Baginya, semua hal tersebut adalah syarat yang diperlukan supaya kemakmuran dapat dibagikan lebih merata di seluruh wilayah, melintasi pengelompokan pendapatan, baik dalam suatu negara atau dalam skala global.
“Dan yang kedua, modal manusia adalah aset terpenting yang dimiliki negara mana pun, dan itulah mengapa berinvestasi dalam sumber daya manusia akan menjadi sangat penting,” tambah Sri Mulyani.

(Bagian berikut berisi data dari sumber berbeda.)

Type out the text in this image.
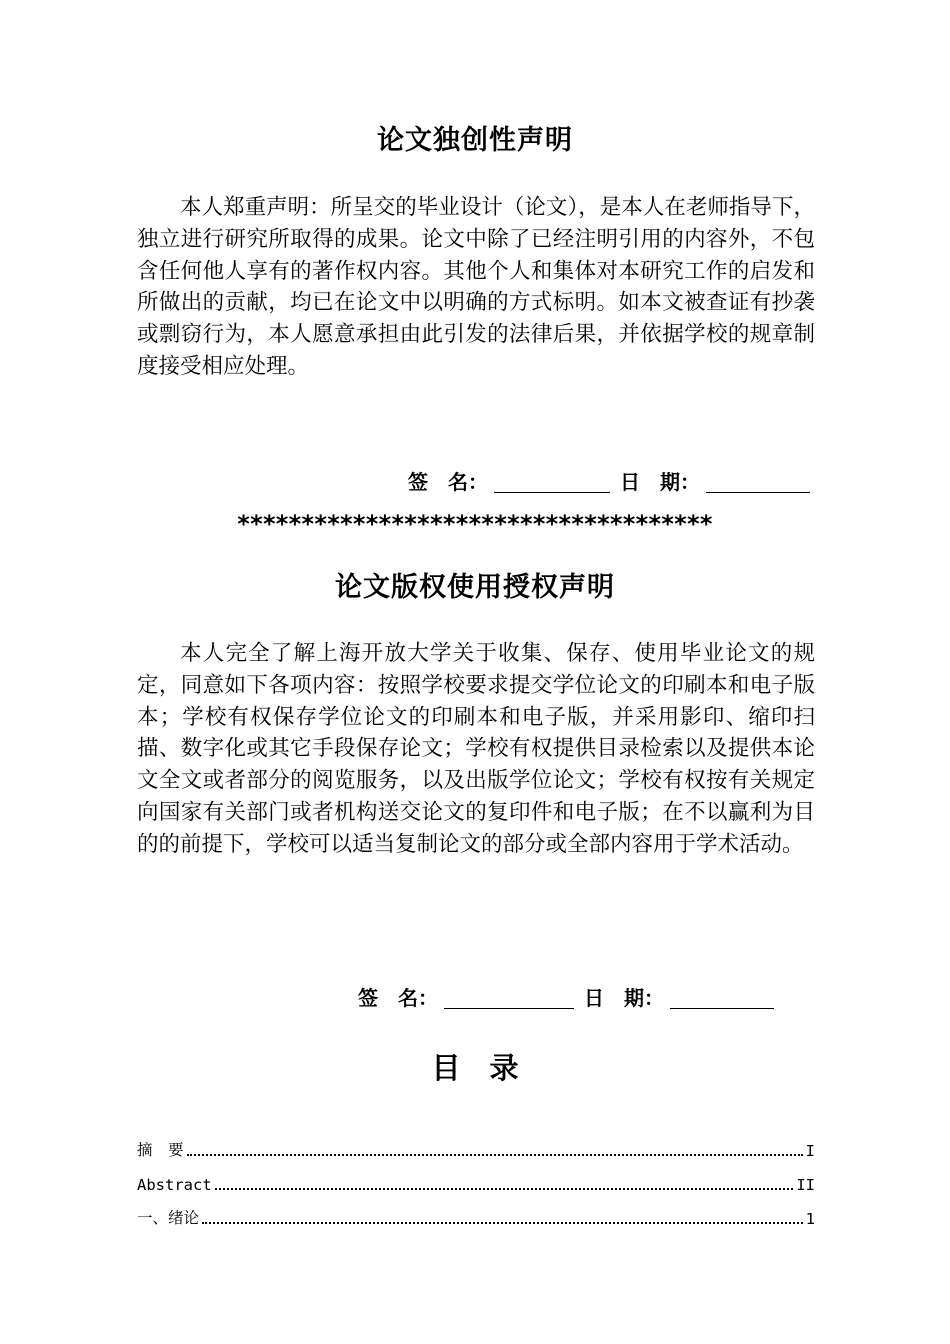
论文独创性声明

本人郑重声明：所呈交的毕业设计（论文），是本人在老师指导下，独立进行研究所取得的成果。论文中除了已经注明引用的内容外，不包含任何他人享有的著作权内容。其他个人和集体对本研究工作的启发和所做出的贡献，均已在论文中以明确的方式标明。如本文被查证有抄袭或剽窃行为，本人愿意承担由此引发的法律后果，并依据学校的规章制度接受相应处理。

签　名：	日　期：
*************************************
论文版权使用授权声明

本人完全了解上海开放大学关于收集、保存、使用毕业论文的规定，同意如下各项内容：按照学校要求提交学位论文的印刷本和电子版本；学校有权保存学位论文的印刷本和电子版，并采用影印、缩印扫描、数字化或其它手段保存论文；学校有权提供目录检索以及提供本论文全文或者部分的阅览服务，以及出版学位论文；学校有权按有关规定向国家有关部门或者机构送交论文的复印件和电子版；在不以赢利为目的的前提下，学校可以适当复制论文的部分或全部内容用于学术活动。

签　名：	日　期：
目　录
摘　要	I
Abstract	II
一、绪论	1
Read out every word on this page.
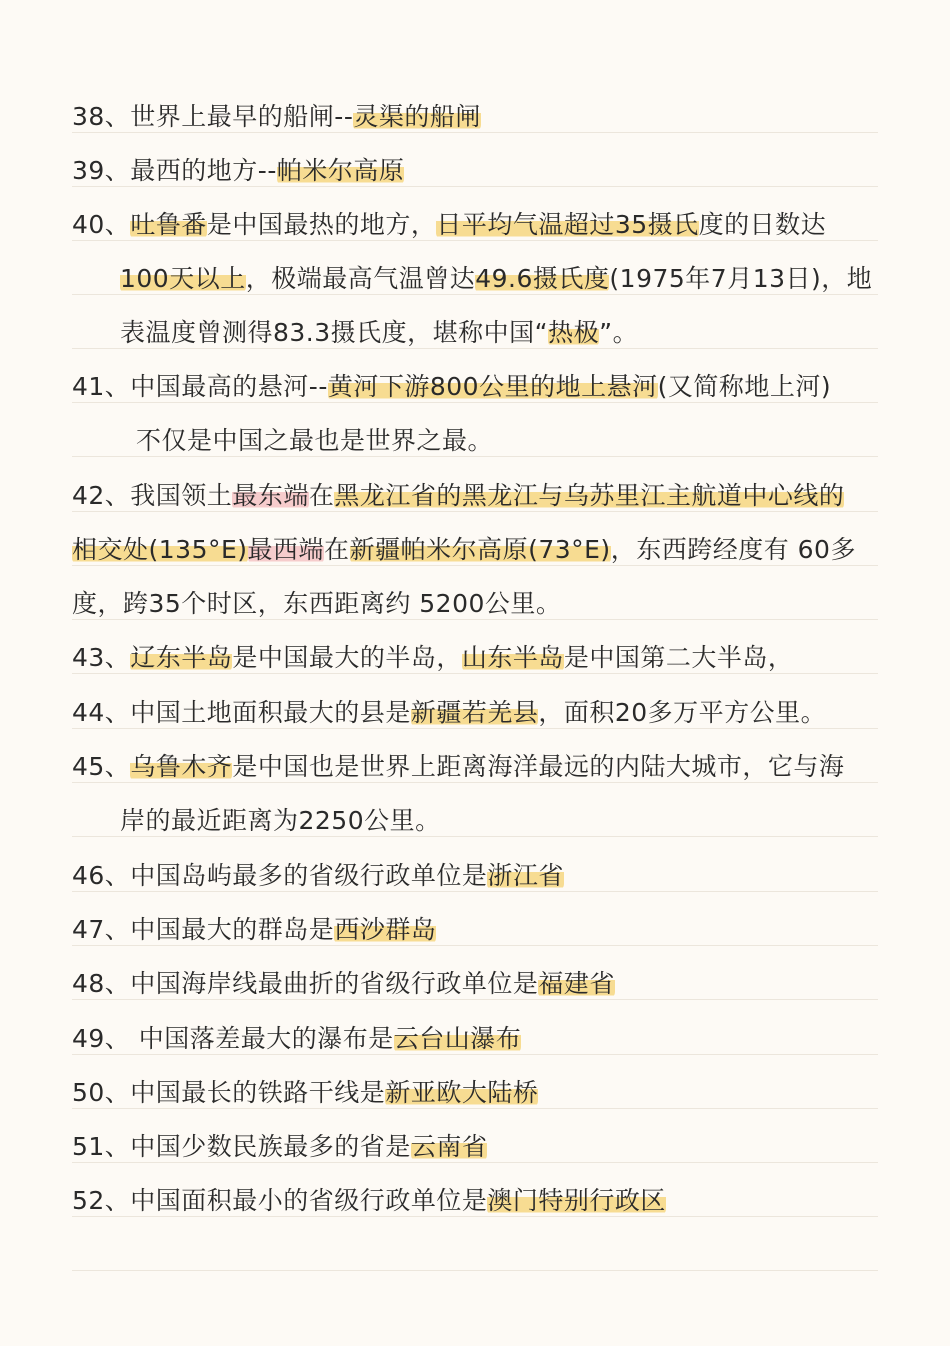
38、世界上最早的船闸--灵渠的船闸
39、最西的地方--帕米尔高原
40、吐鲁番是中国最热的地方，日平均气温超过35摄氏度的日数达
100天以上，极端最高气温曾达49.6摄氏度(1975年7月13日)，地
表温度曾测得83.3摄氏度，堪称中国“热极”。
41、中国最高的悬河--黄河下游800公里的地上悬河(又简称地上河)
不仅是中国之最也是世界之最。
42、我国领土最东端在黑龙江省的黑龙江与乌苏里江主航道中心线的
相交处(135°E)最西端在新疆帕米尔高原(73°E)，东西跨经度有 60多
度，跨35个时区，东西距离约 5200公里。
43、辽东半岛是中国最大的半岛，山东半岛是中国第二大半岛，
44、中国土地面积最大的县是新疆若羌县，面积20多万平方公里。
45、乌鲁木齐是中国也是世界上距离海洋最远的内陆大城市，它与海
岸的最近距离为2250公里。
46、中国岛屿最多的省级行政单位是浙江省
47、中国最大的群岛是西沙群岛
48、中国海岸线最曲折的省级行政单位是福建省
49、 中国落差最大的瀑布是云台山瀑布
50、中国最长的铁路干线是新亚欧大陆桥
51、中国少数民族最多的省是云南省
52、中国面积最小的省级行政单位是澳门特别行政区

Selain itu juga diperlukan aspek kesehatan dalam pemerataan kemakmuran seraya menyebutkan bahwa pengembangan yang penting di bidang ini adalah telemedicine, terutama di Indonesia yang memiliki banyak pulau terpencil yang tidak memiliki akses ke dokter spesialis.
Namun sekarang, melalui dokter umum yang ada disana, mereka dapat berkonsultasi dengan dokter spesialis yang memberi saran membantu para dokter umum untuk melakukan tindakan medis.
“Hal terakhir yang perlu menjadi perhatian kita adalah tata kelola baik itu tata kelola pemerintah atau dalam hal ini tata kelola sektor publik, tata kelola perusahaan, dan tata kelola global,” jelas Menkeu.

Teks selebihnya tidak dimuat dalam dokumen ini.